Just over a year ago, Gov. Andrew M. Cuomo shut down the subway system from 1 a.m. to 5 a.m. daily at the height of the pandemic to allow for intensive cleaning. The closing was shortened to 2 a.m. to 4 a.m. in February.
From the system’s earliest days, New York’s subway has rumbled across neighborhoods at all hours, carrying poor and working-class riders to their jobs at factories, hotels and restaurants. It connected New Yorkers of all races and incomes and drove the city’s economic booms.
“New York is a city that depends on transit more than virtually any other city,” said Andrew J. Sparberg, 73, a subway historian and author. “People think of the subway as the lifeblood of the city — without it, the city grinds to a halt.”
Elected officials, transit advocates and riders have pushed for overnight subway service to be restored, saying that the overnight closing is especially unfair to essential workers — many of whom are low paid and people of color — and made their lives harder when they were keeping the city running.
“The subway was more important than ever to the people who took it throughout the pandemic — and all New Yorkers, in turn, who depended on their ability to get to work,” said Danny Pearlstein, a spokesman for Riders Alliance, an advocacy group. “Even if only thousands of people were commuting at that particular time, in essence millions were depending on that commute.”
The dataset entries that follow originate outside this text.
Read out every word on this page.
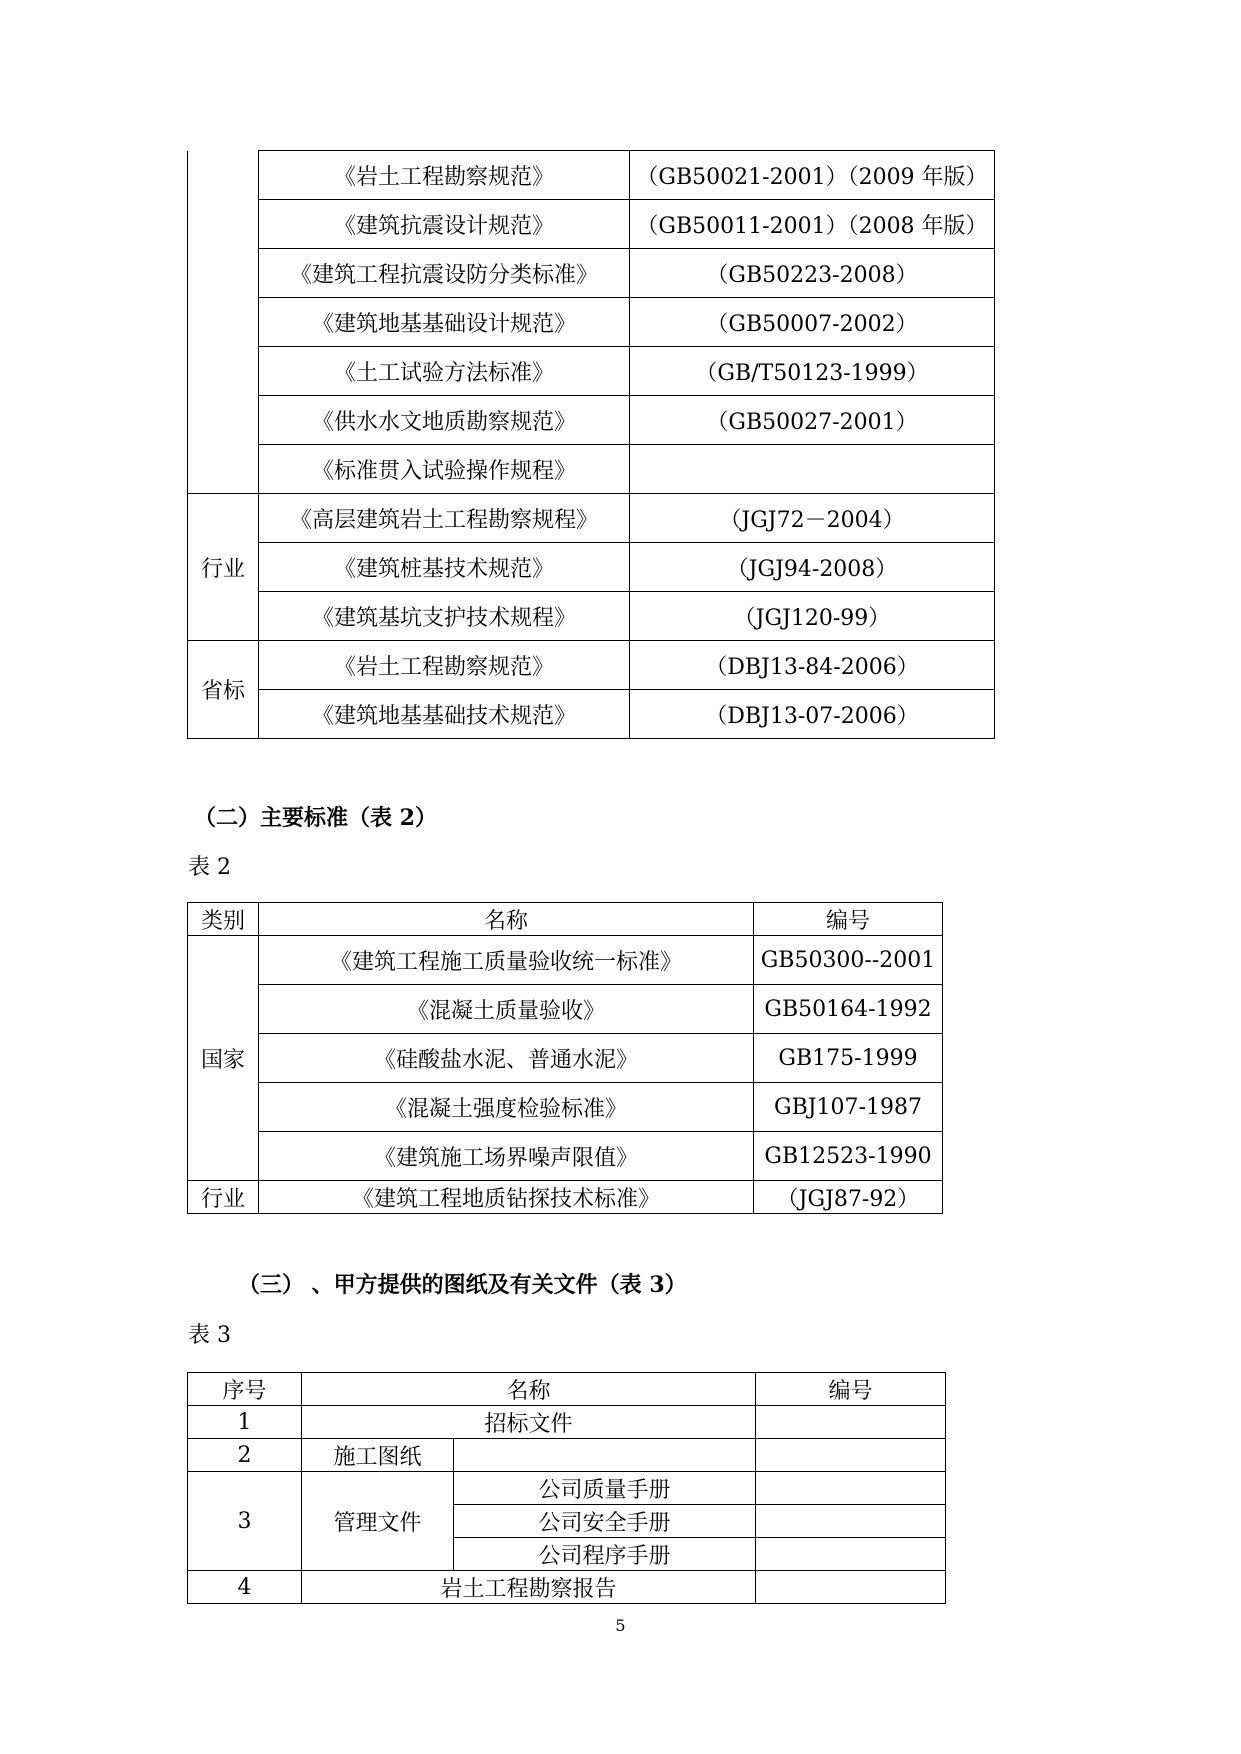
	《岩土工程勘察规范》	（GB50021-2001）（2009 年版）
	《建筑抗震设计规范》	（GB50011-2001）（2008 年版）
	《建筑工程抗震设防分类标准》	（GB50223-2008）
	《建筑地基基础设计规范》	（GB50007-2002）
	《土工试验方法标准》	（GB/T50123-1999）
	《供水水文地质勘察规范》	（GB50027-2001）
	《标准贯入试验操作规程》	
行业	《高层建筑岩土工程勘察规程》	（JGJ72－2004）
	《建筑桩基技术规范》	（JGJ94-2008）
	《建筑基坑支护技术规程》	（JGJ120-99）
省标	《岩土工程勘察规范》	（DBJ13-84-2006）
	《建筑地基基础技术规范》	（DBJ13-07-2006）
（二）主要标准（表 2）
表 2
类别	名称	编号
国家	《建筑工程施工质量验收统一标准》	GB50300--2001
	《混凝土质量验收》	GB50164-1992
	《硅酸盐水泥、普通水泥》	GB175-1999
	《混凝土强度检验标准》	GBJ107-1987
	《建筑施工场界噪声限值》	GB12523-1990
行业	《建筑工程地质钻探技术标准》	（JGJ87-92）
（三） 、甲方提供的图纸及有关文件（表 3）
表 3
序号	名称		编号
1	招标文件		
2	施工图纸		
3	管理文件	公司质量手册	
		公司安全手册	
		公司程序手册	
4	岩土工程勘察报告		
5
In Queens, Kathely Moura, 20, a package handler for FedEx, carried two coffees and a bottle of iced tea as she stepped onto a nearly empty No. 7 train platform at 74th Street and Broadway just before 2 a.m. Monday. Her shift started at 3 a.m., and she no longer had to leave a half-hour early just to ride the subway.
“I love being at work, but I definitely don’t want to be there 30 minutes early,” she said. “I could be also sleeping those 30 minutes.”
Other riders had turned to night buses that they complained took too long and did not stop where they needed, or paid for taxi and Uber rides that they could not afford.
“It was really messed up, it was a disaster,” said Paul Derby, 64, a construction worker from Manhattan, who said he had wasted precious hours on buses when the subway was closed. “It was a lot of time. The subway is faster and more reliable.”
Celestina Hicianomesa, 56, who lives in the Bronx, said that she had to take $25 taxi rides to 125th Street in Manhattan to catch a bus to La Guardia Airport where she works as a cleaner.
The overnight closings have also brought renewed focus on the homeless and mentally ill who seek refuge on the subway
“On the street, it’s hard,” said Ronald Lundi, 71, a former security guard who is homeless, as he rested on a bench inside a Brooklyn station at 2:40 a.m. During the overnight closings, he had slept on a bench in Prospect Park. “Cold or not, you have no choice.”
Riders like Dorian Cruz, a maintenance worker from Harlem, said he was thrown out of the Times Square station at 2 a.m. a couple weeks ago while trying to get home. He ended up walking.
But at 2:30 a.m. Monday, he was headed home on a train. “It’s a beautiful thing to allow people to get around more,” he said.